Caro and Pen were close in age, and they had been as inseparable as twins for much of their lives. However, in recent years, she and Pen had grown somewhat apart as her sister’s interest in the darker parts of their world distracted her. Especially her interest in one wastrel, rakehell lord. Caro did not approve of him. Pen did.
And, well, they had naturally butted heads, both being stubborn Suttons. The distance between them had grown. Caro had thrown herself into her role as the Sutton healer. So it was that she did not feel obligated to tell Pen the truth about Gavin Winter, beyond the fact that Jasper had made her vow not to tell anyone else. Besides, she feared Pen would go running to her no-account friend Lord Aidan with the tale. For if ever there had been someone one could not trust with damning information, it was he.
“Nothing is happening,” Caro deflected calmly, “except that my sister is intruding upon my work and making me spill my efforts before they can be of any use. All because she seems to think I am keeping a secret from her.”
But Pen was undeterred, her eyes narrowing. “I think you are keeping a secret because you are.”

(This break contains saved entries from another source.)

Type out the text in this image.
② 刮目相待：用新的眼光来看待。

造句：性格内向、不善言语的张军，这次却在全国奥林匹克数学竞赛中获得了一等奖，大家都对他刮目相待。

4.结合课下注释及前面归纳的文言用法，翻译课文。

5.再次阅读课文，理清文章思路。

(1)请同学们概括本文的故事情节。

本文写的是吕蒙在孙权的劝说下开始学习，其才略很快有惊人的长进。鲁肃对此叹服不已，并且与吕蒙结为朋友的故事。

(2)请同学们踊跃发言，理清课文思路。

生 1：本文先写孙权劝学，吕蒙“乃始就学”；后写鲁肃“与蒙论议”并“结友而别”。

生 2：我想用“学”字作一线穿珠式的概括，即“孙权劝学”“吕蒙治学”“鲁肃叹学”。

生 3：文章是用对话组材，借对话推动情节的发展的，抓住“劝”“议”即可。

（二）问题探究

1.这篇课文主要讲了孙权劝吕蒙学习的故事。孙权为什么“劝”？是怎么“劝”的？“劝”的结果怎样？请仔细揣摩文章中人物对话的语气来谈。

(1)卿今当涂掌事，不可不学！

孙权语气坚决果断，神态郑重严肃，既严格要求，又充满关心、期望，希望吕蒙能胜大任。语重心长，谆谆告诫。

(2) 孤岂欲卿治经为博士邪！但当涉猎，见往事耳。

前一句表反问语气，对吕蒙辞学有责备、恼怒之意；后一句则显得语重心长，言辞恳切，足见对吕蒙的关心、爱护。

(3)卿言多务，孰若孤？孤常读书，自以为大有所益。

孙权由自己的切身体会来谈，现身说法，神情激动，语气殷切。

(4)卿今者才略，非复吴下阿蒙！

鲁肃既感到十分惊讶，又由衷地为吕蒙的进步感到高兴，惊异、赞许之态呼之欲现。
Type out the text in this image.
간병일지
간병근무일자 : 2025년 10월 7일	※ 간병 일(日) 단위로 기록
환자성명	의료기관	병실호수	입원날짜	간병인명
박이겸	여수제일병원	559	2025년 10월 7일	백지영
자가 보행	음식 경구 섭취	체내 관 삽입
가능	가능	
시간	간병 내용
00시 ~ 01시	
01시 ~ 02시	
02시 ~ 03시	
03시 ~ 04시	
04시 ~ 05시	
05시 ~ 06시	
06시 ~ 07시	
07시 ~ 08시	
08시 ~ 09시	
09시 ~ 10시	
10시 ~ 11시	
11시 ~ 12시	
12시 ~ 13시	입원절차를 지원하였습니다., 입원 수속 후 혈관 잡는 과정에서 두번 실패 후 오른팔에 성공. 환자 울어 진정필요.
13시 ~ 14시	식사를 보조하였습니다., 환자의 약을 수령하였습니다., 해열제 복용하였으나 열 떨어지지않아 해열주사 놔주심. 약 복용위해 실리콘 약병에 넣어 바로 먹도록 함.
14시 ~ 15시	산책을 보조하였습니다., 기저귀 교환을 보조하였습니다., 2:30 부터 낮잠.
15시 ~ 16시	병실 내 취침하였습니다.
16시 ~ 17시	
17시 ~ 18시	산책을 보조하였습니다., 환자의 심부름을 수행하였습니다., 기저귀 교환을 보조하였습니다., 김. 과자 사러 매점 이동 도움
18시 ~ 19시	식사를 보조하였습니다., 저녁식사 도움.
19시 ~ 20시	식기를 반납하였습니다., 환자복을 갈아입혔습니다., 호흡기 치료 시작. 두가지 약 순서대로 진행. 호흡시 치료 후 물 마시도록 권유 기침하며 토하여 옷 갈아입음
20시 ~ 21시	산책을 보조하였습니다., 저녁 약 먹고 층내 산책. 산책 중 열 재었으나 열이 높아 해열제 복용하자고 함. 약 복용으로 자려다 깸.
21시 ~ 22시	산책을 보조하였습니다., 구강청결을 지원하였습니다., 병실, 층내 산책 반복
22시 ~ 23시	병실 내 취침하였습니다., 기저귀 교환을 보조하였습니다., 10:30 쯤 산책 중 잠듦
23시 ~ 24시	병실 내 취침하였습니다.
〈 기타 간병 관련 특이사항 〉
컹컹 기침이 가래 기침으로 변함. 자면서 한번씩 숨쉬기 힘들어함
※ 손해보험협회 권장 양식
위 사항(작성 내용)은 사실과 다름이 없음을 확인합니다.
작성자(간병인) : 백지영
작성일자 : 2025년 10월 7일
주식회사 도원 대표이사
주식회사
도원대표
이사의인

Caro eyed her sister across the tiny room beside the kitchens of The Sinner’s Palace, the lone space she had claimed for her healing efforts. Nothing but bare walls, a table, and all her herbs and instruments and vials and jars. Better than no place at all, she reminded herself.
“You may think whatever you like, Pen, but that will not bring my ointment back to me. It is quite ruined.”
Indeed, a glance to the floor proved it had slid down her gown, leaving a wet stain in its wake, only to fall upon her slipper before landing on the floor in a worthless lump. She had spent days perfecting this version of the healing ointment she applied to her brothers’ cuts and wounds whenever they were involved in fights. And she had been so certain she had been close to developing a final combination of ingredients that would enable wounds to heal faster and with less pain, all while minimizing contagion.